Telehealth provides a great opportunity to reduce costs and improve quality in U.S. health care. It uses information technology to eliminate distance within the system. A subset of telehealth is telemedicine, which allows physicians to consult patients over the phone, by text, or video.
Take a couple of obvious examples: Telepsychiatry, whereby a patient undergoing talk therapy has a session with his psychiatrist over the phone instead of having to go to the doctor’s office; or e-prescribing,
whereby a patient can describe symptoms over the phone or send a photo (of, for example, a rash) and the doctor can prescribe immediately (if appropriate).
In this photo taken Wednesday, Nov. 6, 2013 Dr. Alan Shatzel, medical director of the Mercy Telehealth Network, is displayed on the monitor RP-VITA robot at Mercy San Juan Hospital in Carmichael, Calif. The robots enable physicians to have a different bedside presence as they "beam" themselves into hospitals to diagnose patients and offer medical advice during emergencies.
Most people tend to categorize these as “no-brainers.” If we paid for our own care directly, these and many other examples would have long since taken off. However, because payment for medical care is dominated by health insurers and government, these innovations have been stifled. Third-party payers impose obstacles because they fear paying fraudulent claims.
Nevertheless, telemedicine is growing. There is one pure-play telemedicine provider listed on a U.S. stock exchange: Teladoc, Inc. (NYSE: TDOC). Teladoc went public 14 months ago at $19 per share, jumping to over $30 during its first trading day. Since dipping below $10 this spring,
Teladoc’s stock has come back to near its IPO level on good news. In the quarter ending June 30, revenues grew by almost half (year on year) to over $26 million. Teladoc still loses about $15 million per quarter. Nevertheless, analysts recognize its growth potential. According to Zacks Equity Research:
Teladoc is renowned for clinical quality and patient satisfaction, which will enable it to maintain its leading position in the rapidly growing telemedicine industry. The company is seeing its business growing steadily with insurers and customers increasingly embracing telehealth. The second quarter of 2016 marked the fourteenth consecutive quarter in which the number of telehealth visits increased faster than its member base. This reflects a trend of rapidly increasing adoption of this service.

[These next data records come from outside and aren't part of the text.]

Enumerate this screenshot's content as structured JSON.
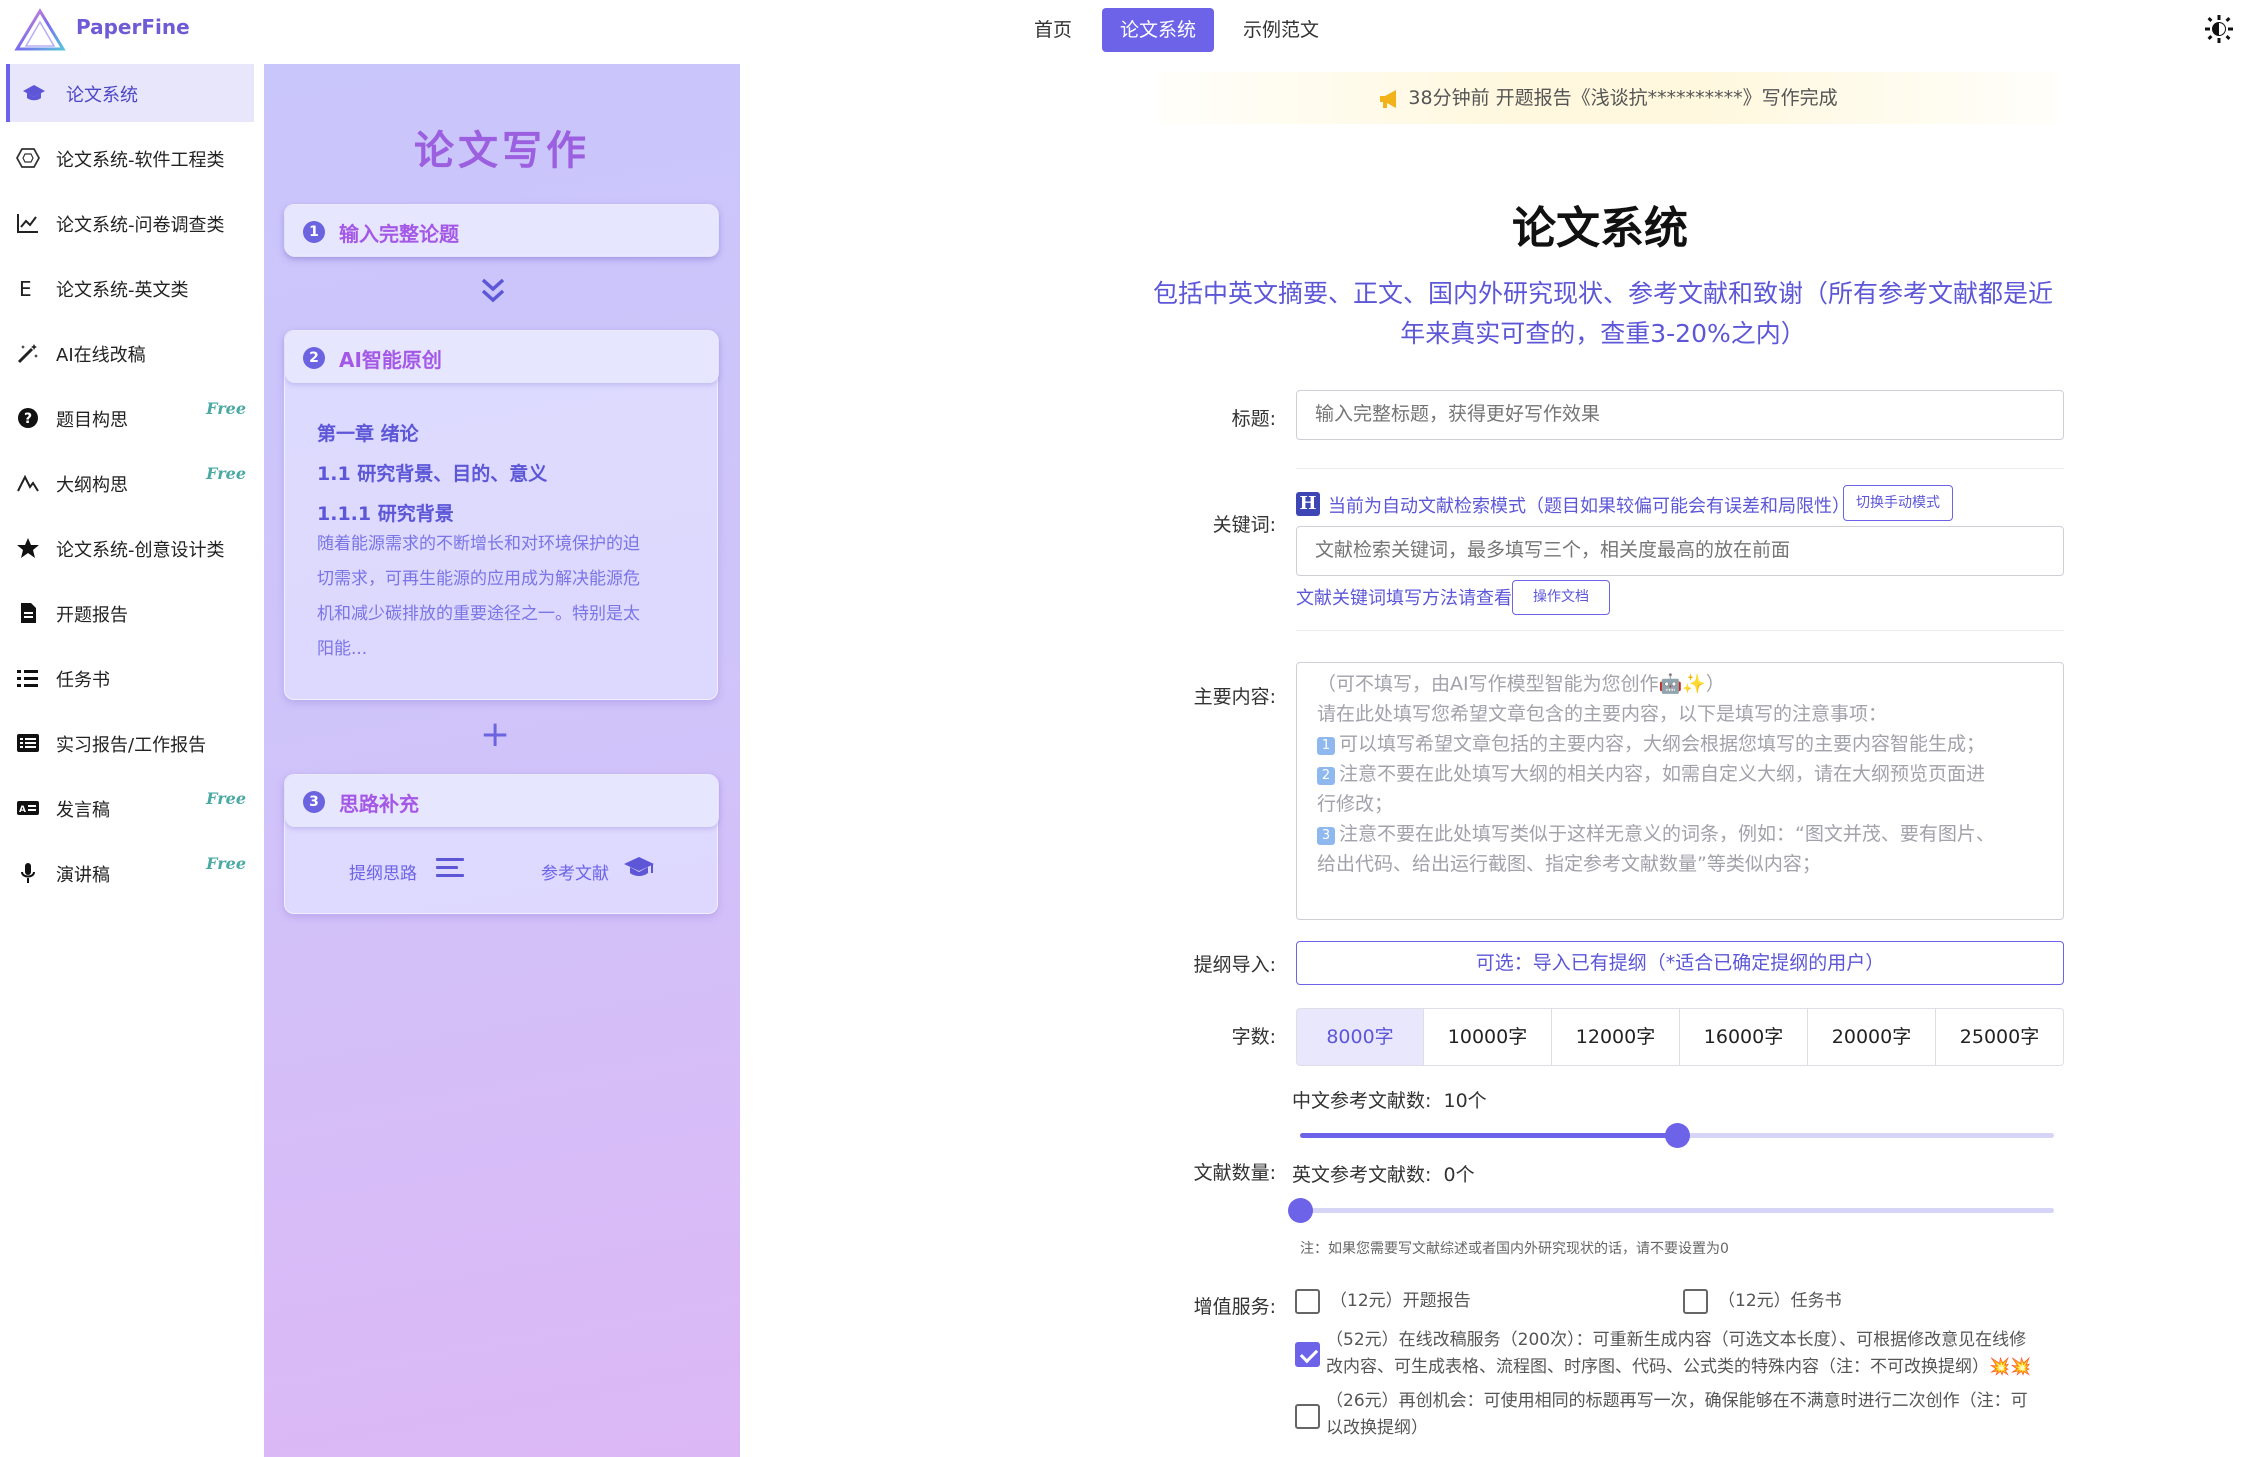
{
  "app": {
    "name": "PaperFine"
  },
  "nav": {
    "items": [
      {
        "label": "首页",
        "active": false
      },
      {
        "label": "论文系统",
        "active": true
      },
      {
        "label": "示例范文",
        "active": false
      }
    ]
  },
  "sidebar": {
    "items": [
      {
        "label": "论文系统",
        "icon": "graduation-cap-icon",
        "active": true,
        "free": ""
      },
      {
        "label": "论文系统-软件工程类",
        "icon": "hexagon-icon",
        "active": false,
        "free": ""
      },
      {
        "label": "论文系统-问卷调查类",
        "icon": "line-chart-icon",
        "active": false,
        "free": ""
      },
      {
        "label": "论文系统-英文类",
        "icon": "letter-e-icon",
        "active": false,
        "free": ""
      },
      {
        "label": "AI在线改稿",
        "icon": "magic-wand-icon",
        "active": false,
        "free": ""
      },
      {
        "label": "题目构思",
        "icon": "question-circle-icon",
        "active": false,
        "free": "Free"
      },
      {
        "label": "大纲构思",
        "icon": "outline-icon",
        "active": false,
        "free": "Free"
      },
      {
        "label": "论文系统-创意设计类",
        "icon": "star-icon",
        "active": false,
        "free": ""
      },
      {
        "label": "开题报告",
        "icon": "document-icon",
        "active": false,
        "free": ""
      },
      {
        "label": "任务书",
        "icon": "task-list-icon",
        "active": false,
        "free": ""
      },
      {
        "label": "实习报告/工作报告",
        "icon": "list-box-icon",
        "active": false,
        "free": ""
      },
      {
        "label": "发言稿",
        "icon": "id-card-icon",
        "active": false,
        "free": "Free"
      },
      {
        "label": "演讲稿",
        "icon": "microphone-icon",
        "active": false,
        "free": "Free"
      }
    ]
  },
  "promo": {
    "title": "论文写作",
    "step1": {
      "num": "1",
      "label": "输入完整论题"
    },
    "step2": {
      "num": "2",
      "label": "AI智能原创",
      "h_chapter": "第一章 绪论",
      "h_section": "1.1 研究背景、目的、意义",
      "h_sub": "1.1.1 研究背景",
      "p1": "随着能源需求的不断增长和对环境保护的迫",
      "p2": "切需求，可再生能源的应用成为解决能源危",
      "p3": "机和减少碳排放的重要途径之一。特别是太",
      "p4": "阳能..."
    },
    "step3": {
      "num": "3",
      "label": "思路补充",
      "btn_outline": "提纲思路",
      "btn_refs": "参考文献"
    }
  },
  "notice": {
    "text": "38分钟前 开题报告《浅谈抗**********》写作完成"
  },
  "main": {
    "title": "论文系统",
    "subtitle_line1": "包括中英文摘要、正文、国内外研究现状、参考文献和致谢（所有参考文献都是近",
    "subtitle_line2": "年来真实可查的，查重3-20%之内）"
  },
  "form": {
    "title_label": "标题:",
    "title_placeholder": "输入完整标题，获得更好写作效果",
    "keywords_label": "关键词:",
    "mode_badge": "H",
    "mode_text": "当前为自动文献检索模式（题目如果较偏可能会有误差和局限性）",
    "switch_mode_btn": "切换手动模式",
    "keywords_placeholder": "文献检索关键词，最多填写三个，相关度最高的放在前面",
    "keywords_help": "文献关键词填写方法请查看",
    "docs_btn": "操作文档",
    "content_label": "主要内容:",
    "content_lines": [
      "（可不填写，由AI写作模型智能为您创作🤖✨）",
      "请在此处填写您希望文章包含的主要内容，以下是填写的注意事项：",
      "可以填写希望文章包括的主要内容，大纲会根据您填写的主要内容智能生成；",
      "注意不要在此处填写大纲的相关内容，如需自定义大纲，请在大纲预览页面进",
      "行修改；",
      "注意不要在此处填写类似于这样无意义的词条，例如：“图文并茂、要有图片、",
      "给出代码、给出运行截图、指定参考文献数量”等类似内容；"
    ],
    "content_badges": [
      "1",
      "2",
      "3"
    ],
    "outline_label": "提纲导入:",
    "outline_btn": "可选：导入已有提纲（*适合已确定提纲的用户）",
    "words_label": "字数:",
    "word_options": [
      "8000字",
      "10000字",
      "12000字",
      "16000字",
      "20000字",
      "25000字"
    ],
    "word_selected": 0,
    "refs_label": "文献数量:",
    "cn_refs_label": "中文参考文献数:",
    "cn_refs_value": "10个",
    "cn_refs_fraction": 0.5,
    "en_refs_label": "英文参考文献数:",
    "en_refs_value": "0个",
    "en_refs_fraction": 0.0,
    "refs_note": "注：如果您需要写文献综述或者国内外研究现状的话，请不要设置为0",
    "services_label": "增值服务:",
    "svc1": "（12元）开题报告",
    "svc2": "（12元）任务书",
    "svc3_line1": "（52元）在线改稿服务（200次）：可重新生成内容（可选文本长度）、可根据修改意见在线修",
    "svc3_line2": "改内容、可生成表格、流程图、时序图、代码、公式类的特殊内容（注：不可改换提纲）💥💥",
    "svc4_line1": "（26元）再创机会：可使用相同的标题再写一次，确保能够在不满意时进行二次创作（注：可",
    "svc4_line2": "以改换提纲）",
    "svc_checked": [
      false,
      false,
      true,
      false
    ]
  },
  "colors": {
    "accent": "#6c63e8",
    "promo_title": "#9b5fe0",
    "free": "#4aa9a3"
  }
}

This is not a business, or an industry, that needs government favors. However, because this is American health care, interested parties just cannot help themselves but to demand government put its thumb on the scales to ensure success.
This is the topic of a new health policy brief published by Health Affairs, a leading journal, which reviews federal and state laws governing telemedicine. One government intervention discussed is so-called “parity,” which many telemedicine providers demand:
While states have implemented telehealth coverage laws, of greater concern and controversy are telehealth parity laws that require reimbursement by health plans for telehealth services at the same or equivalent rate as paid for in-person services. Without parity laws, health plans can pay for telehealth services at only a percentage of what they pay for in-person services. Many telehealth coverage laws passed by states fail to include parity language …
Good! It is hard to imagine a more harmful policy for the appropriate uptake of telemedicine than government-dictated payment parity. In some cases, patients might actually be willing to pay more for convenience. Of course, our third-party payment health system does not value convenience to patients in most cases, so we will never really know.
On the other hand, much telemedicine depends on technological innovation that should reduce the cost structure of providing care. If so, those providers should compete on price. Markets can adapt to serve customers’ needs under a certain burden of regulation of safety and standardization, but it is very hard for markets to adapt efficiently to regulated prices. If providers are not competing on price, they are not properly competing at all.
Indeed, the primary reason we are able to benefit from telehealth is the deregulation of telephone service from 1982. Imagine if new entrants competing against AT&T T +0.39% had demanded the government regulate a price floor, at the same tariffs as had prevailed during AT&T’s monopoly. We never would have seen the cost-cutting innovation that resulted in today’s smartphones and other technologies that make telemedicine economical and efficient.